What Makes Some Trainers Great

By Al Alvir

Experience, certifications, and accolades are pretty, and they’re pretty convincing.  That and the referrals from “friends who mean well” or a fellow fighter can bolster any trainer’s nomination to be the trainer of choice.  An old reputation can look great, too.  But remember, some of the best trainers have never trained a day in their lives.  Finding a good trainer, ultimately, is more about what an individual fighter can personally see than any ad homonymous sales point.

How does the trainer communicate with the individual fighter?  That’s either a pass or fail, so it should be a given.  If the trainer’s approach doesn’t fit at first impression, it’s likely the pair will not be very successful.

Whether someone is a newbie or a seasoned veteran, the most important quality to look for in any so called authority is his ability to provide evidence for anything he has to offer.  The best training minds can break-down every nuance they suggest.  And in between every piece of evidence, he should be highly skilled at discerning what the nonsense is.  And even his opinions are backed by evidence and placed on a platter of full disclosure.  I find that the best trainers will talk to you forever.  When it comes to betting odds, a top trainer might not always be able to “pick’em” right, but he should be able to pinpoint habits like a poker champ reads “gives.”

Finding a great trainer, then, is the rigorous challenge.  It’s like finding a great physical therapist or great car mechanic.  My overwhelming feeling is that they are all mostly hacks who guess here and there or if that doesn’t work they try to replace everything (in fighting, those are the trainers who train the basest fundamentals and rely on conditioning for their fighters to win sans teaching fight-camp specific tactics).  I reserve the idea that even decent doctors and lawyers are just as fallible.  It’s all for the simple fact that most of any of these people do what they do because it “fell on their lap,” “they grew up doing it” and “it’s all they know.”  Or they may have labored themselves into picking a profession that best suited their inclinations, be it in giftedness or preference.  But how much joy does the average accountant get from doing his job just because he liked to “crunch numbers” or “was good at math”?  The great professionals, the few and far between gems, the ones who can accurately be described with all the clichés of career happiness each have the rarest quality: passion to the extent that they would not just do it for free, but they would really want to.  That is usually because they themselves have something special to offer and are important in the whole pursuit.

When it comes to great fight trainers, this is the heartiest and most essential characteristic because training fighters is akin to parenting or joining a missionary. I consider training to be like spreading Gospel in many ways, like many other forms of teaching.  When you care for an art, you want to pass it on to everyone.  And when you care about anything so extensively, you will be anal-retentive in dealing with it.  Greatness remains to be so rare, so let’s get back to the focus of finding something as close to it as possible.
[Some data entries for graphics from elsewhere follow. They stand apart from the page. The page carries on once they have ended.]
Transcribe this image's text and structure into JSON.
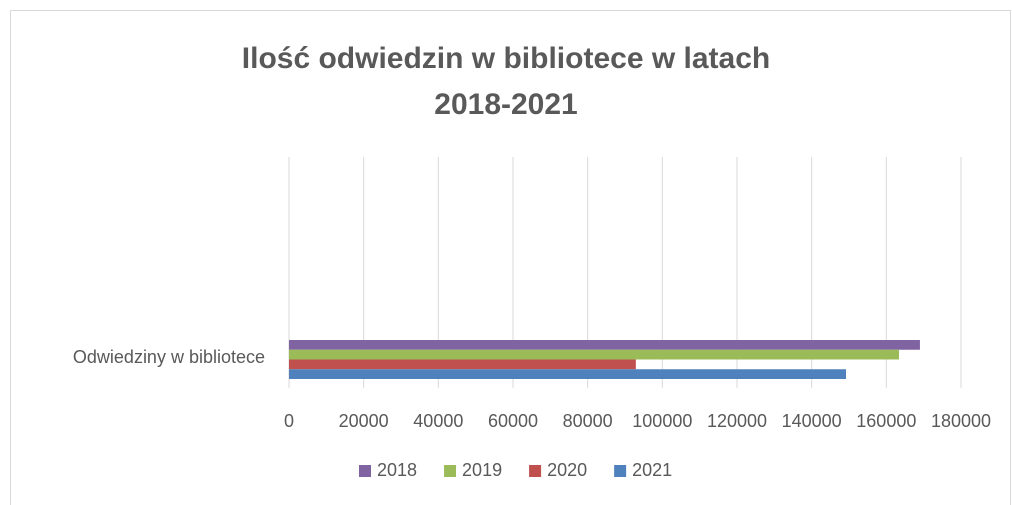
{
  "chart_data": {
    "type": "barh",
    "title": "Ilość odwiedzin w bibliotece w latach 2018-2021",
    "categories": [
      "Odwiedziny w bibliotece"
    ],
    "series": [
      {
        "name": "2018",
        "color": "#8064a2",
        "values": [
          169000
        ]
      },
      {
        "name": "2019",
        "color": "#9bbb59",
        "values": [
          163400
        ]
      },
      {
        "name": "2020",
        "color": "#c0504d",
        "values": [
          92900
        ]
      },
      {
        "name": "2021",
        "color": "#4f81bd",
        "values": [
          149200
        ]
      }
    ],
    "xlim": [
      0,
      180000
    ],
    "xticks": [
      0,
      20000,
      40000,
      60000,
      80000,
      100000,
      120000,
      140000,
      160000,
      180000
    ],
    "grid": true,
    "legend": "bottom"
  }
}
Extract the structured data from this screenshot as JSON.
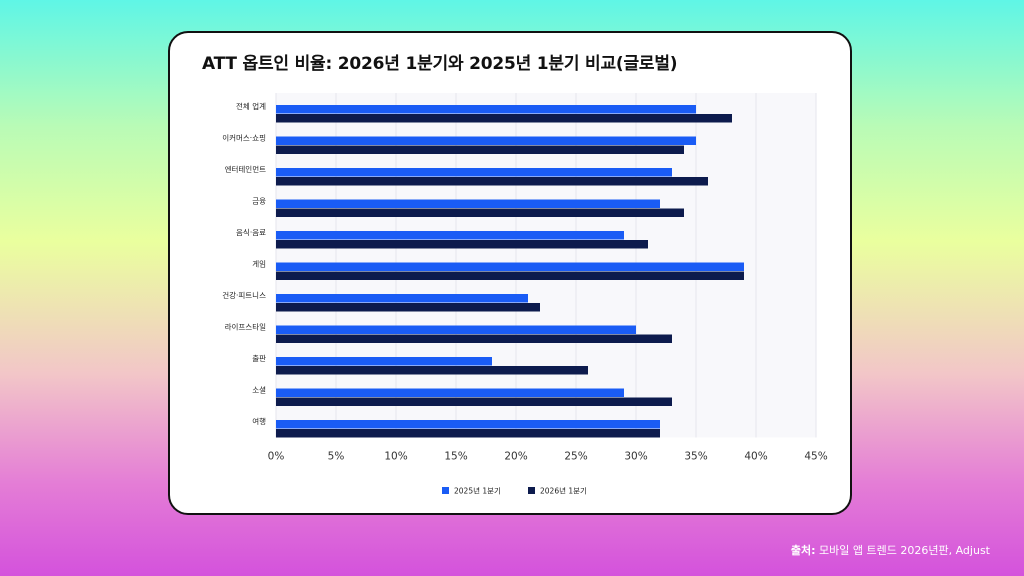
{
  "footer": {
    "label": "출처:",
    "text": "모바일 앱 트렌드 2026년판, Adjust"
  },
  "colors": {
    "series_2025": "#1a5cf5",
    "series_2026": "#0d1b4d"
  },
  "chart_data": {
    "type": "bar",
    "orientation": "horizontal",
    "title": "ATT 옵트인 비율: 2026년 1분기와 2025년 1분기 비교(글로벌)",
    "categories": [
      "전체 업계",
      "이커머스·쇼핑",
      "엔터테인먼트",
      "금융",
      "음식·음료",
      "게임",
      "건강·피트니스",
      "라이프스타일",
      "출판",
      "소셜",
      "여행"
    ],
    "series": [
      {
        "name": "2025년 1분기",
        "values": [
          35,
          35,
          33,
          32,
          29,
          39,
          21,
          30,
          18,
          29,
          32
        ]
      },
      {
        "name": "2026년 1분기",
        "values": [
          38,
          34,
          36,
          34,
          31,
          39,
          22,
          33,
          26,
          33,
          32
        ]
      }
    ],
    "xlim": [
      0,
      45
    ],
    "xticks": [
      "0%",
      "5%",
      "10%",
      "15%",
      "20%",
      "25%",
      "30%",
      "35%",
      "40%",
      "45%"
    ],
    "xtick_values": [
      0,
      5,
      10,
      15,
      20,
      25,
      30,
      35,
      40,
      45
    ],
    "grid": true,
    "legend_position": "bottom"
  }
}
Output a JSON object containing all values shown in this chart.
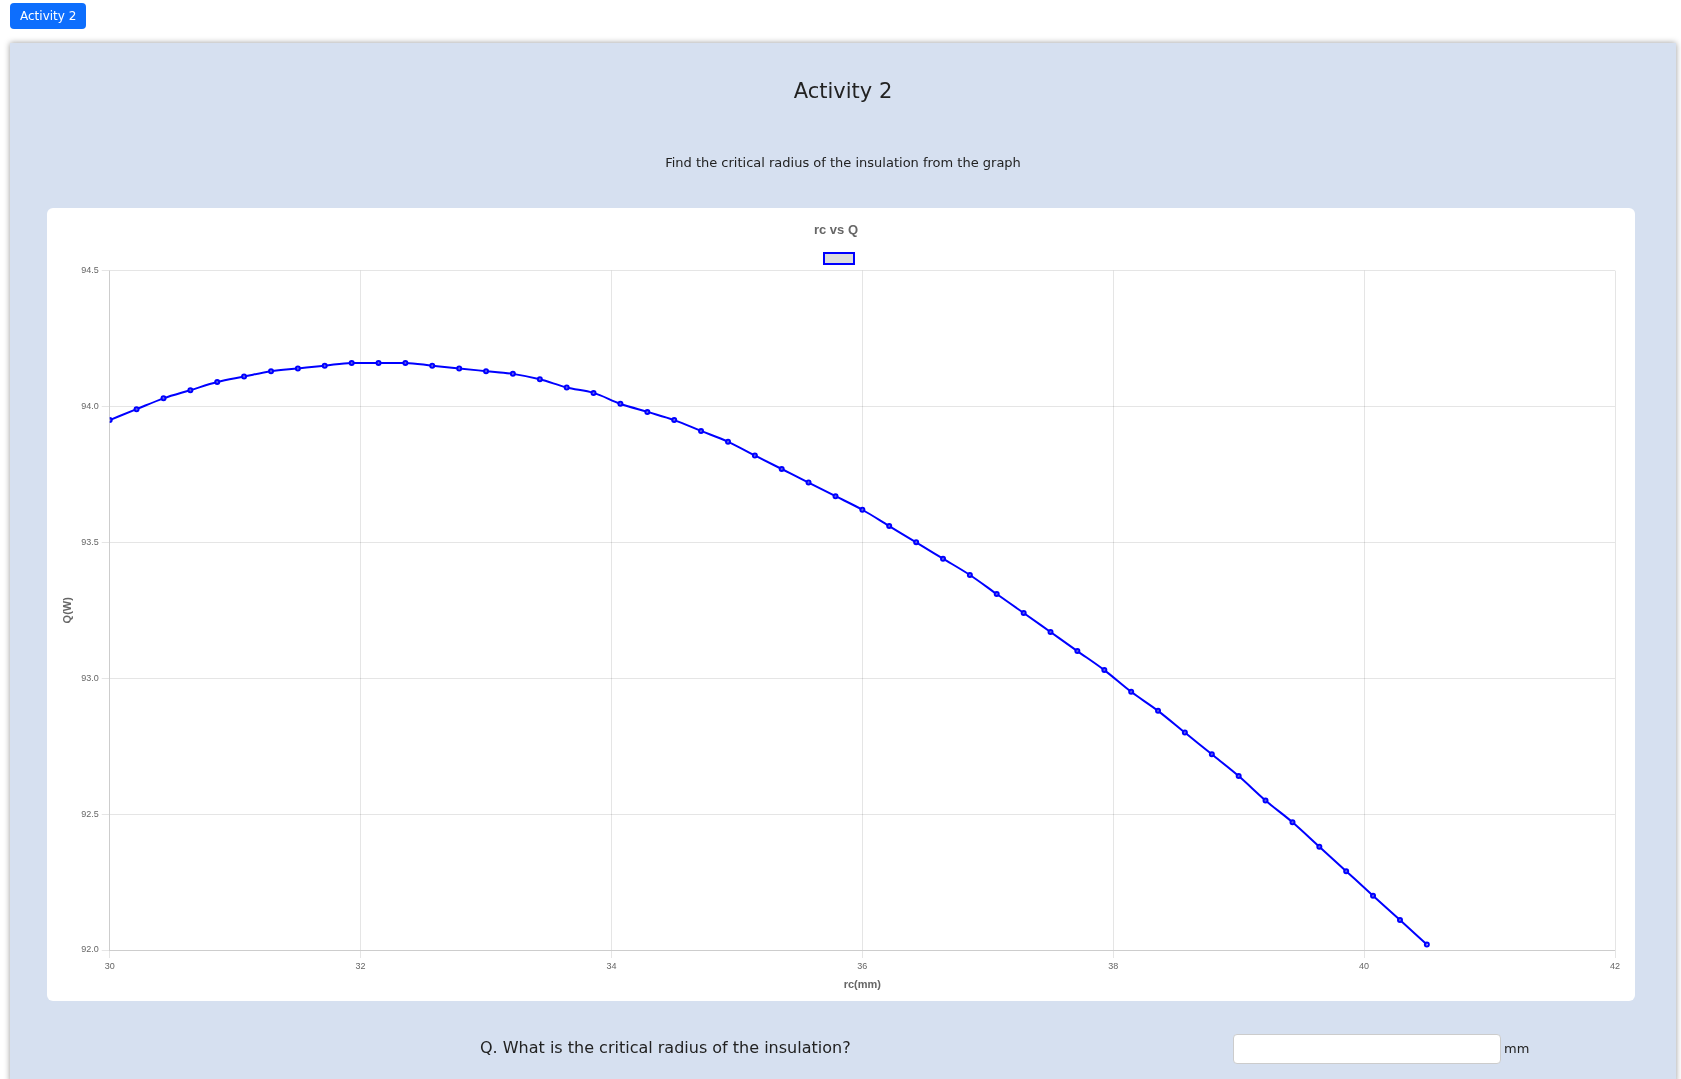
{
  "chart_data": {
    "type": "line",
    "title": "rc vs Q",
    "xlabel": "rc(mm)",
    "ylabel": "Q(W)",
    "annotations": [
      "Activity 2",
      "Activity 2",
      "Find the critical radius of the insulation from the graph",
      "Q. What is the critical radius of the insulation?",
      "mm"
    ],
    "x": [
      30,
      30.214,
      30.429,
      30.643,
      30.857,
      31.071,
      31.286,
      31.5,
      31.714,
      31.929,
      32.143,
      32.357,
      32.571,
      32.786,
      33,
      33.214,
      33.429,
      33.643,
      33.857,
      34.071,
      34.286,
      34.5,
      34.714,
      34.929,
      35.143,
      35.357,
      35.571,
      35.786,
      36,
      36.214,
      36.429,
      36.643,
      36.857,
      37.071,
      37.286,
      37.5,
      37.714,
      37.929,
      38.143,
      38.357,
      38.571,
      38.786,
      39,
      39.214,
      39.429,
      39.643,
      39.857,
      40.071,
      40.286,
      40.5
    ],
    "series": [
      {
        "color": "#0000ff",
        "values": [
          93.95,
          93.99,
          94.03,
          94.06,
          94.09,
          94.11,
          94.13,
          94.14,
          94.15,
          94.16,
          94.16,
          94.16,
          94.15,
          94.14,
          94.13,
          94.12,
          94.1,
          94.07,
          94.05,
          94.01,
          93.98,
          93.95,
          93.91,
          93.87,
          93.82,
          93.77,
          93.72,
          93.67,
          93.62,
          93.56,
          93.5,
          93.44,
          93.38,
          93.31,
          93.24,
          93.17,
          93.1,
          93.03,
          92.95,
          92.88,
          92.8,
          92.72,
          92.64,
          92.55,
          92.47,
          92.38,
          92.29,
          92.2,
          92.11,
          92.02
        ]
      }
    ],
    "xlim": [
      30,
      42
    ],
    "xticks": [
      30,
      32,
      34,
      36,
      38,
      40,
      42
    ],
    "ylim": [
      92,
      94.5
    ],
    "yticks": [
      {
        "value": 92,
        "label": "92.0"
      },
      92.5,
      {
        "value": 93,
        "label": "93.0"
      },
      93.5,
      {
        "value": 94,
        "label": "94.0"
      },
      94.5
    ],
    "grid": true,
    "marker": "circle",
    "line_style": "solid"
  }
}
So the last thing any worthy trainer has is a possessed attention to detail.  He should talk fighting for hours.  Defense, counters, what if’s, how’s, and why’s should all be addressed.  He should want to call and check up on his fighters – even his worst ones.  He should find time to review fight tapes for hours to fix kinks in someone’s game.  He should put extra hours in to study and increase his own knowledge, even in the peripheral aspects of his art.  He should do everything to help his trainees reach their goals.  One trainer I knew from Brooklyn used to train one of his white collar fighters for free in exchange for that fighter tutoring a young kid who was hurting in school.  That’s the sacrifice that a good trainer should make, and it shouldn’t feel so much like sacrifice.

As the quest to find a trainer worth his salt, or worth your dollar, continues, just remember that money does not imply quality.  Look at so many fine school teachers who do so much for kids – as the saying goes “they didn’t become teachers for the money.”  And the same way you would be hard-pressed to find any mechanic who has a deep desire to uphold the art of maintaining and fixing all cars, you’ll probably have difficulty finding a fight trainer who cares for the art so much that he duly cares about any person he’s helping perform that art, and vice versa.  The mechanic might be great with his own car, but how is he with a stranger’s car?  And did he build the engine himself? Maybe we’re really looking for the engineer?

I’m trying to engineer a jab as we speak.

*If you are acquainted to the training process, you may have a more difficult time discerning who has the knowledge of fighting and the ability to dynamically approach fighters’ educations. This is because so many trainers have such a simplistic idea of what happens in a fight.  The common exceptions are traditional martial arts guys who often have over-complicated, impractical, and untested systems that take an inefficient time for anyone to be minimally useful in. Jiu-jitsu men and Judo men may be at the opposite end of that spectrum, as they tend to be entrenched in the nuances that make those arts so effective.  But stand-up fighting, and mma, is a whole different beast that needs a special knowledge and savvy on the part of trainers.  Boxing, which can be the simplest of martial arts, is arguably the most strategically intense and the most difficult fighting ability. Trainers of stand-up should have an intimate understanding that boxing is not about brawn. It is a skilled science that most trainers underestimate.